La falta de cuidado en la cadena de custodia, la elasticidad interpretativa de ciertos criterios y la sorprendente tolerancia hacia irregularidades que en cualquier otro expediente habrían generado alarma inmediata construyeron un panorama difícil de defender desde criterios objetivos. Lo llamativo no es que la causa haya avanzado; lo verdaderamente inquietante es cómo avanzó. Y allí radica su desnudez. No porque se ignore la necesidad de investigar, sino porque se renuncia a hacerlo del modo que distingue a la justicia de su caricatura.
No hay mayor ridículo jurídico que la solemnidad mal fundada: la que recurre a frases grandilocuentes para encubrir debilidades elementales. Y la causa de los cuadernos cayó, una y otra vez, en ese territorio incómodo en el que la retórica intenta compensar lo que la prueba no logra sostener. Es esa contradicción entre forma y contenido lo que erosiona su credibilidad, no la posición política de nadie. Los expedientes no envejecen por opiniones; envejecen por inconsistencias.
Esa erosión, silenciosa pero persistente, tiene efectos que trascienden a los involucrados. Porque cuando un proceso se permite vulnerar garantías en nombre de una supuesta urgencia moral, abre una puerta que después ya nadie puede cerrar. Y una democracia no se deteriora de golpe: se gasta de a poco, cada vez que una excepción se naturaliza, cada vez que un atajo se celebra como virtud, cada vez que lo extraordinario deja de parecerlo.
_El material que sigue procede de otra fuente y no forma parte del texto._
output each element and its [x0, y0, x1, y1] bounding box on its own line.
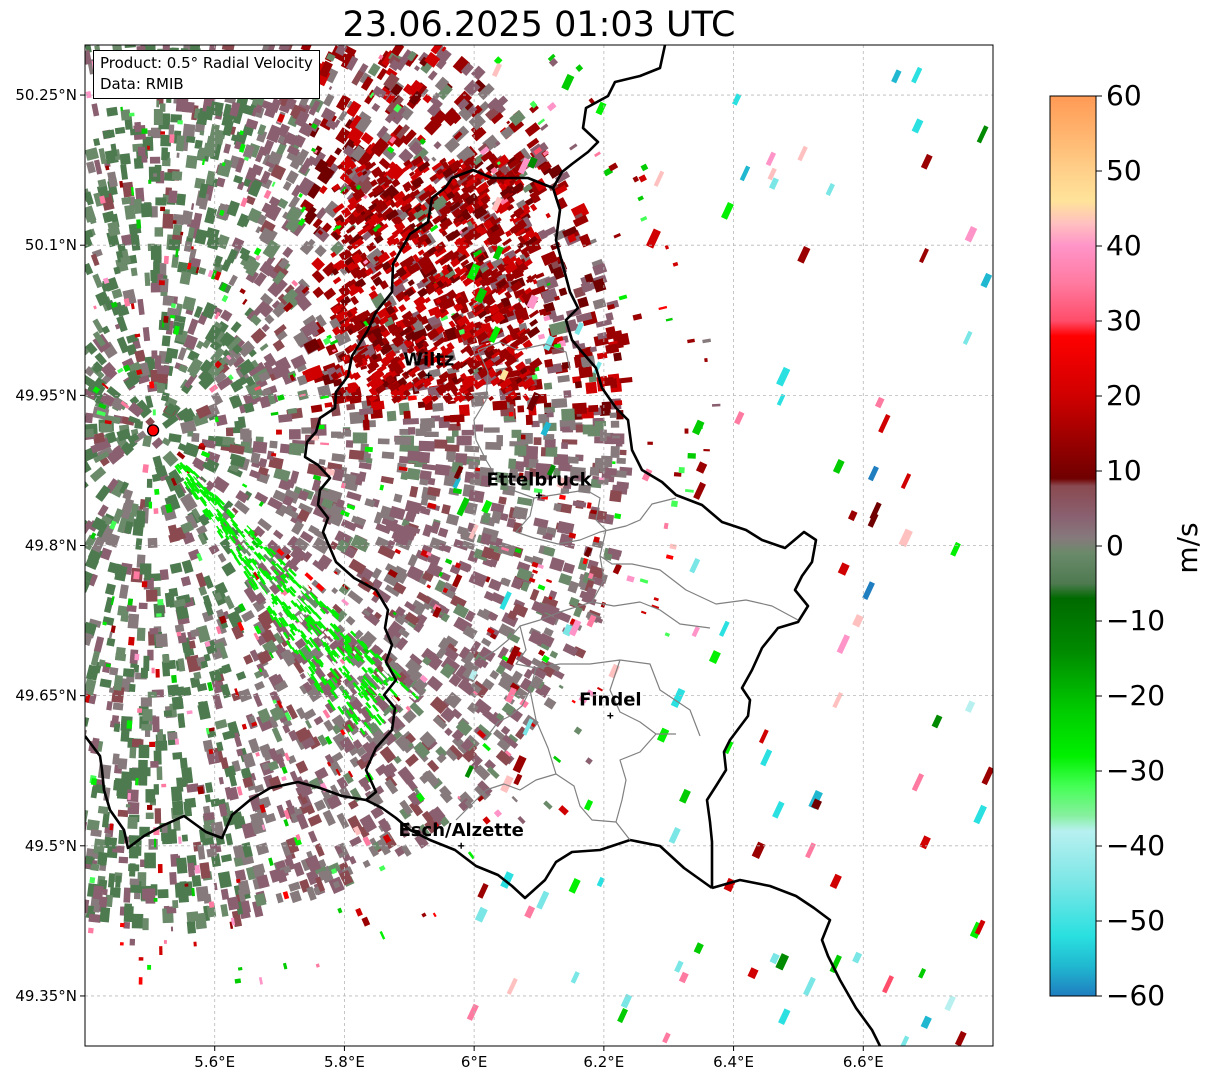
place-label: Ettelbruck — [486, 469, 592, 490]
colorbar-tick-label: 30 — [1106, 304, 1142, 337]
colorbar-tick-label: 50 — [1106, 154, 1142, 187]
place-marker — [425, 372, 432, 379]
info-source: Data: RMIB — [100, 75, 184, 93]
radar-site-marker — [146, 424, 160, 437]
map-title: 23.06.2025 01:03 UTC — [342, 5, 736, 45]
place-marker — [536, 492, 542, 499]
luxembourg-canton-boundaries — [455, 341, 799, 841]
colorbar-tick-label: −40 — [1106, 829, 1166, 862]
lon-tick-label: 6.2°E — [583, 1053, 624, 1071]
luxembourg-france-border — [85, 735, 367, 850]
lon-tick-label: 6.6°E — [843, 1053, 884, 1071]
germany-france-border — [711, 878, 882, 1046]
lon-tick-label: 6.4°E — [713, 1053, 754, 1071]
colorbar-tick-label: 40 — [1106, 229, 1142, 262]
place-marker — [607, 712, 614, 719]
colorbar-unit-label: m/s — [1171, 522, 1204, 574]
country-borders — [85, 45, 882, 1046]
colorbar-tick-label: 10 — [1106, 454, 1142, 487]
lat-tick-label: 50.1°N — [25, 236, 77, 254]
lat-tick-label: 49.35°N — [15, 987, 77, 1005]
place-marker — [458, 842, 465, 849]
lat-tick-label: 49.65°N — [15, 687, 77, 705]
place-label: Esch/Alzette — [399, 820, 524, 841]
place-markers: Wiltz Ettelbruck Findel Esch/Alzette — [146, 349, 642, 849]
colorbar-tick-label: −50 — [1106, 904, 1166, 937]
axis-ticks: 5.6°E 5.8°E 6°E 6.2°E 6.4°E 6.6°E 50.25°N 50.1°… — [15, 86, 883, 1071]
belgium-luxembourg-border — [303, 45, 667, 802]
lon-tick-label: 5.6°E — [194, 1053, 235, 1071]
map-gridlines — [85, 45, 993, 1046]
place-label: Findel — [579, 690, 642, 711]
lon-tick-label: 6°E — [461, 1053, 488, 1071]
colorbar-tick-label: −60 — [1106, 979, 1166, 1012]
colorbar-tick-label: −20 — [1106, 679, 1166, 712]
info-product: Product: 0.5° Radial Velocity — [100, 54, 313, 72]
place-label: Wiltz — [403, 349, 454, 370]
radar-echo-layer — [85, 45, 993, 1046]
colorbar — [1049, 95, 1102, 997]
lat-tick-label: 49.5°N — [25, 837, 77, 855]
lon-tick-label: 5.8°E — [324, 1053, 365, 1071]
colorbar-tick-label: 60 — [1106, 79, 1142, 112]
colorbar-tick-label: 0 — [1106, 529, 1124, 562]
luxembourg-germany-border — [551, 187, 818, 888]
colorbar-tick-label: 20 — [1106, 379, 1142, 412]
lat-tick-label: 50.25°N — [15, 86, 77, 104]
map-frame — [84, 44, 994, 1047]
lat-tick-label: 49.8°N — [25, 537, 77, 555]
lat-tick-label: 49.95°N — [15, 386, 77, 404]
colorbar-tick-label: −10 — [1106, 604, 1166, 637]
colorbar-tick-label: −30 — [1106, 754, 1166, 787]
luxembourg-south-border — [365, 798, 713, 900]
colorbar-fill — [1050, 96, 1096, 996]
info-box: Product: 0.5° Radial Velocity Data: RMIB — [93, 50, 320, 99]
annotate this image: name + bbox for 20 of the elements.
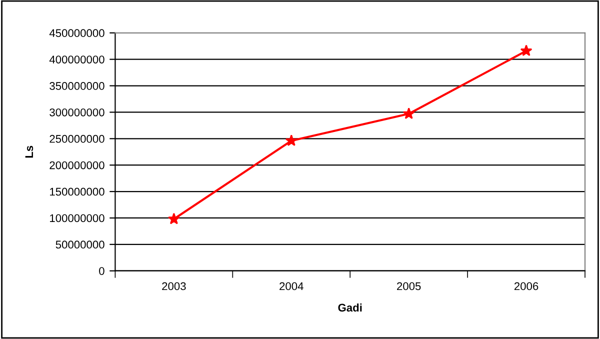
point bbox=[402, 108, 415, 119]
y-tick-label: 0 bbox=[99, 267, 104, 275]
x-tick-label: 2003 bbox=[162, 282, 186, 290]
x-tick-label: 2005 bbox=[397, 282, 421, 290]
y-tick-label: 250000000 bbox=[50, 134, 104, 143]
y-tick-label: 450000000 bbox=[49, 29, 104, 38]
y-tick-label: 200000000 bbox=[50, 161, 104, 170]
x-tick-label: 2004 bbox=[280, 282, 304, 290]
point bbox=[285, 134, 298, 146]
y-axis-title: Ls bbox=[25, 146, 34, 158]
y-tick-label: 150000000 bbox=[50, 188, 104, 196]
x-tick-label: 2006 bbox=[514, 282, 538, 290]
y-tick-label: 350000000 bbox=[50, 82, 104, 90]
y-tick-label: 300000000 bbox=[50, 108, 104, 116]
y-tick-label: 100000000 bbox=[50, 214, 104, 222]
point bbox=[168, 212, 180, 224]
x-axis-title: Gadi bbox=[338, 303, 362, 312]
point bbox=[520, 44, 532, 56]
y-tick-label: 400000000 bbox=[49, 56, 104, 64]
y-tick-label: 50000000 bbox=[56, 240, 104, 249]
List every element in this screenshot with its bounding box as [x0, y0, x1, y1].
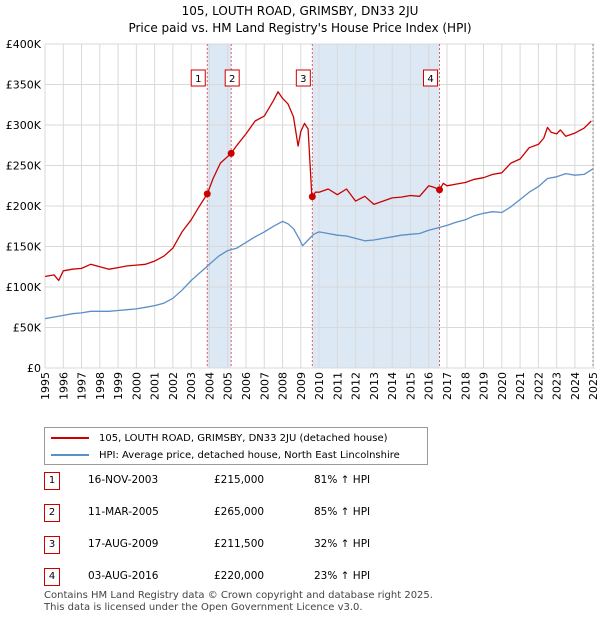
sale-date: 11-MAR-2005: [88, 506, 159, 518]
hpi-line: [44, 168, 594, 320]
legend-swatch-property: [51, 437, 89, 439]
y-tick-label: £250K: [6, 160, 42, 173]
sale-point: [308, 193, 316, 201]
sale-number-box: [423, 69, 439, 87]
y-tick-label: £350K: [6, 79, 42, 92]
sale-hpi-change: 81% ↑ HPI: [314, 474, 371, 486]
x-tick-label: 2011: [331, 372, 344, 400]
x-tick-label: 2007: [258, 372, 271, 400]
sale-number-box: [190, 69, 206, 87]
x-tick-label: 2003: [185, 372, 198, 400]
sale-price: £211,500: [214, 538, 265, 550]
sale-price: £220,000: [214, 570, 265, 582]
footer-license: This data is licensed under the Open Gov…: [44, 602, 363, 613]
sale-point: [203, 190, 211, 198]
legend-swatch-hpi: [51, 454, 89, 456]
sale-date: 16-NOV-2003: [88, 474, 159, 486]
sale-row: 3 17-AUG-2009 £211,500 32% ↑ HPI: [44, 536, 464, 554]
x-tick-label: 2000: [130, 372, 143, 400]
legend-label-hpi: HPI: Average price, detached house, Nort…: [99, 449, 400, 461]
chart-title: 105, LOUTH ROAD, GRIMSBY, DN33 2JU: [181, 4, 419, 18]
sale-number-label: 3: [300, 74, 306, 85]
sale-row: 2 11-MAR-2005 £265,000 85% ↑ HPI: [44, 504, 464, 522]
x-tick-label: 2001: [149, 372, 162, 400]
sale-hpi-change: 85% ↑ HPI: [314, 506, 371, 518]
x-tick-label: 2009: [295, 372, 308, 400]
x-tick-label: 2013: [368, 372, 381, 400]
sale-hpi-change: 23% ↑ HPI: [314, 570, 371, 582]
x-tick-label: 1998: [94, 372, 107, 400]
sale-number-box: [295, 69, 311, 87]
sale-number-box: [224, 69, 240, 87]
x-tick-label: 2012: [350, 372, 363, 400]
sale-number-label: 4: [427, 74, 433, 85]
sale-number-badge: 4: [44, 568, 60, 586]
chart-legend: 105, LOUTH ROAD, GRIMSBY, DN33 2JU (deta…: [44, 427, 428, 465]
sale-row: 1 16-NOV-2003 £215,000 81% ↑ HPI: [44, 472, 464, 490]
legend-item-property: 105, LOUTH ROAD, GRIMSBY, DN33 2JU (deta…: [51, 430, 388, 446]
y-tick-label: £200K: [6, 200, 42, 213]
sale-price: £215,000: [214, 474, 265, 486]
y-tick-label: £300K: [6, 119, 42, 132]
legend-label-property: 105, LOUTH ROAD, GRIMSBY, DN33 2JU (deta…: [99, 432, 388, 444]
sale-price: £265,000: [214, 506, 265, 518]
y-tick-label: £400K: [6, 38, 42, 51]
x-tick-label: 2025: [587, 372, 600, 400]
sale-hpi-change: 32% ↑ HPI: [314, 538, 371, 550]
x-tick-label: 2024: [569, 372, 582, 400]
sale-number-badge: 1: [44, 472, 60, 490]
price-chart: 1 2 3 4 £0 £50K £100K £150K £200K £250K £300K £350K…: [6, 38, 600, 400]
x-tick-label: 2017: [441, 372, 454, 400]
x-tick-label: 2006: [240, 372, 253, 400]
x-tick-label: 2018: [459, 372, 472, 400]
chart-subtitle: Price paid vs. HM Land Registry's House …: [128, 21, 472, 35]
y-tick-label: £50K: [13, 322, 42, 335]
footer-copyright: Contains HM Land Registry data © Crown c…: [44, 590, 433, 601]
sale-number-badge: 3: [44, 536, 60, 554]
sale-date: 03-AUG-2016: [88, 570, 159, 582]
y-tick-label: £150K: [6, 241, 42, 254]
legend-item-hpi: HPI: Average price, detached house, Nort…: [51, 447, 400, 463]
sale-number-label: 2: [229, 74, 235, 85]
sale-number-label: 1: [195, 74, 201, 85]
x-tick-label: 2019: [478, 372, 491, 400]
x-tick-label: 2016: [423, 372, 436, 400]
y-tick-label: £100K: [6, 281, 42, 294]
x-tick-label: 2014: [386, 372, 399, 400]
x-tick-label: 2002: [167, 372, 180, 400]
sale-number-badge: 2: [44, 504, 60, 522]
x-tick-label: 1996: [57, 372, 70, 400]
x-tick-label: 2008: [277, 372, 290, 400]
x-tick-label: 2005: [222, 372, 235, 400]
sale-point: [436, 186, 444, 194]
x-tick-label: 2020: [496, 372, 509, 400]
x-tick-label: 2022: [532, 372, 545, 400]
x-tick-label: 1997: [76, 372, 89, 400]
sale-date: 17-AUG-2009: [88, 538, 159, 550]
y-tick-label: £0: [27, 362, 41, 375]
x-tick-label: 2023: [551, 372, 564, 400]
sale-row: 4 03-AUG-2016 £220,000 23% ↑ HPI: [44, 568, 464, 586]
sale-point: [227, 149, 235, 157]
x-tick-label: 2015: [404, 372, 417, 400]
x-tick-label: 2004: [203, 372, 216, 400]
x-tick-label: 2021: [514, 372, 527, 400]
x-tick-label: 2010: [313, 372, 326, 400]
x-tick-label: 1999: [112, 372, 125, 400]
x-tick-label: 1995: [39, 372, 52, 400]
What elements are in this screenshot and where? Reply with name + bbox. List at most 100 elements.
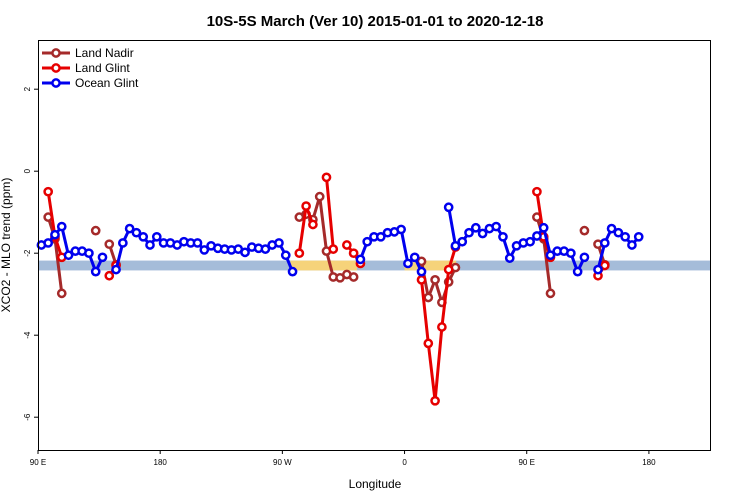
series-0-point-14 xyxy=(348,272,359,282)
series-2-point-73 xyxy=(627,240,637,250)
y-tick-label-4: 2 xyxy=(23,86,32,91)
series-2-point-10 xyxy=(111,264,121,275)
y-tick-label-0: -6 xyxy=(23,413,32,421)
reference-band xyxy=(38,260,710,271)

Quizás por eso esta causa, más que un ejemplo de eficiencia, se convertirá en un espejo incómodo. No por lo que creyó revelar, sino por lo que terminó mostrando sin querer: la facilidad con que un sistema judicial puede deslizarse hacia la tentación del relato cuando se le exige velocidad en lugar de verdad.
Y entonces llega el cierre que este expediente, paradójicamente, se ganó con sus propias grietas:
La causa de los cuadernos, con el tiempo, se volverá una página indispensable para comprender cómo un país puede equivocarse aun cuando cree estar haciendo lo correcto. Y será doloroso admitirlo. Pero también será una oportunidad para reencontrar la brújula constitucional que se extravió entre urgencias, presiones y relatos.
Porque cuando todo se haya desvanecido, lo único que quedará en pie será aquello que nunca dependió del entusiasmo del momento: las garantías que sostienen la democracia.